Thursday, February 02, 2006

Ergon

Something I wanted to touch on earlier was an exchange at Kyle Gann's fine blog PostClassic on the matter of "over-notation". You find it here. There are merits to be both sides. One thing Gann says is this:

"I have found a tremendous difference in responses to notation between performers who specialize in 20th-century music and those who play mostly Classical/Romantic repertoire, and far prefer the latter."

But, alas, my own experience leads me to prefer it the other way around.
------------------------------ "The notation is more important than the sound. Not the exactitude and success with which a notation notates a sound; but the musicalness of the notation in its notating." - Cornelius Cardew -----------------------------
(A) ORNSTEIN

And Sarah Cahill makes a well observed point about Leo Ornstein:

"Leo Ornstein... was an excellent pianist himself, and wrote fabulously for the piano. But most of his piano scores have absolutely no dynamic markings whatsoever. He believed that it was the pianist's responsibility to come up with dynamics in the process of interpretation. It's so interesting, because there will be a passage which to one person is a climax, to be played forte, and to another person it will be an opportunity to back off and have it be more powerful as a pianissimo passage. So his scores can be played in a variety of ways, and it's fascinating to hear different performances." More here.

I am very fond of Ornstein's music, so my attention was also caught by a post on Richard Scheinin's blog on Ornstein and Coltrane found here.

"Early in the 20th century, he was a superstar concert pianist and champion of new music. Later, in the '40s, he seems to have crossed paths with John Coltrane, the great jazz saxophonist, who turned out to be one of the century's most influential musicians."

(BTW, Scheinin has a splendid write up on the West Coast premiere of Ornstein's dazzling quintet for piano and strings.).

(B) CARDEW - Indeterminate notation

"Notation is a way of making people move" - Cornelius Cardew

And coming back to the matter of notation, I thinking (really shadowed) by Cornelius Cardew's wild and gargantuan Treatise, a work that recently was heard in Vancouver.

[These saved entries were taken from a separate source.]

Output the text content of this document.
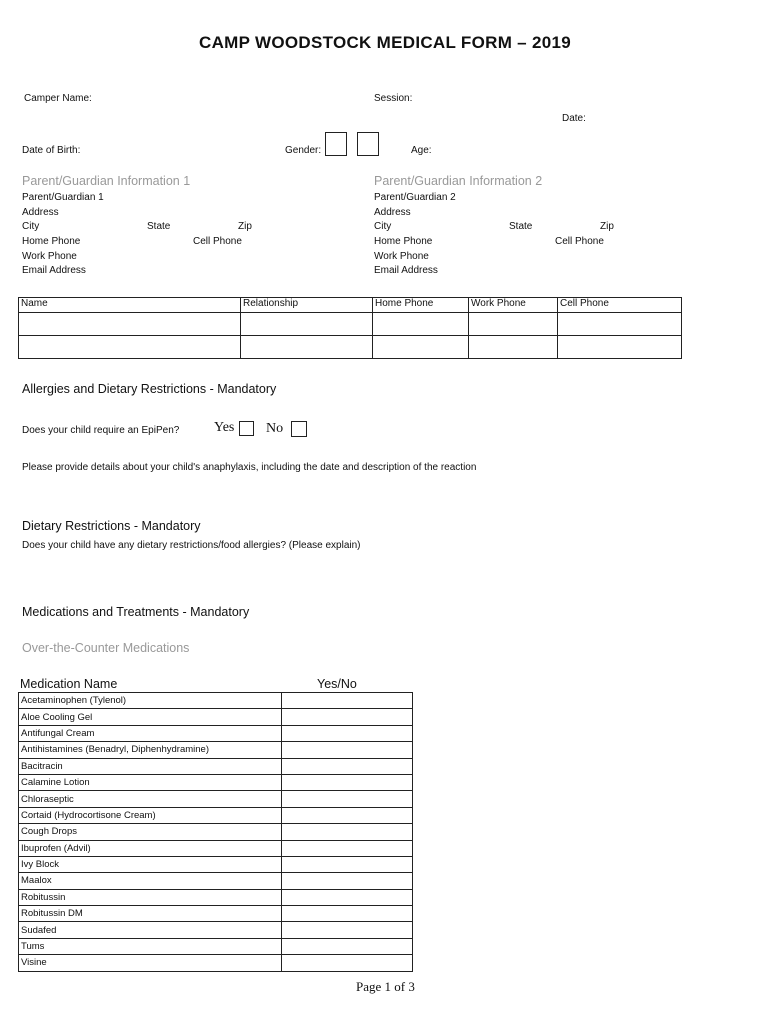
CAMP WOODSTOCK MEDICAL FORM – 2019
Camper Name:	Session:
Date:
Date of Birth:	Gender:	Age:
Parent/Guardian Information 1
Parent/Guardian 1
Address
City	State	Zip
Home Phone	Cell Phone
Work Phone
Email Address
Parent/Guardian Information 2
Parent/Guardian 2
Address
City	State	Zip
Home Phone	Cell Phone
Work Phone
Email Address
Name	Relationship	Home Phone	Work Phone	Cell Phone

Allergies and Dietary Restrictions - Mandatory
Does your child require an EpiPen? Yes No
Please provide details about your child's anaphylaxis, including the date and description of the reaction
Dietary Restrictions - Mandatory
Does your child have any dietary restrictions/food allergies? (Please explain)
Medications and Treatments - Mandatory
Over-the-Counter Medications
Medication Name	Yes/No
Acetaminophen (Tylenol)	
Aloe Cooling Gel	
Antifungal Cream	
Antihistamines (Benadryl, Diphenhydramine)	
Bacitracin	
Calamine Lotion	
Chloraseptic	
Cortaid (Hydrocortisone Cream)	
Cough Drops	
Ibuprofen (Advil)	
Ivy Block	
Maalox	
Robitussin	
Robitussin DM	
Sudafed	
Tums	
Visine	
Page 1 of 3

And well I image was Gann.

Pianist John Tilbury was rightly at the helm for the Vancouver performance. You can read about it here.


------------------------------
"The notation is more important than the sound. Not the exactitude and success with which a notation notates a sound; but the musicalness of the notation in its notating." - Cornelius Cardew
-----------------------------


(and while you're web surfing don't miss Tilbury's wonderful essay "On Playing Feldman". Choice graf: "When David Tudor or Cardew played Feldman what you heard and experienced with great intensity was the limb as it performed, the fingerpad - that most erotic part of a pianist's body - and the resulting sound was raw and thrilling. In too many performances one is all too conscious of a culture intervening between body and instrument." -Seeing how Feldman exists somewhere along the same exalted axis of aesthetic achievement as Bach (in my books at least), how could I not love that description.

You can listen to a spot of Cardew's lovely music by clicking here.

And if you've any taste for it (or at least have fond memories of reading Althusser) you can read Cardew's own "Stockhausen Serves Imperialism" here.

Or skip all that and visit the Block Museum virutal exhibit "Pictures of Music" It's a phenomenal site with much to see, hear, and read. It repays many visits.

1 comment:

Anonymous said...

I went to that same Ornstein quintet performance that was written up in the Merc.

It was INCREDIBLE. One of those jaw-dropping, mind-bending, loss-for-words moments that you hope you never forget about.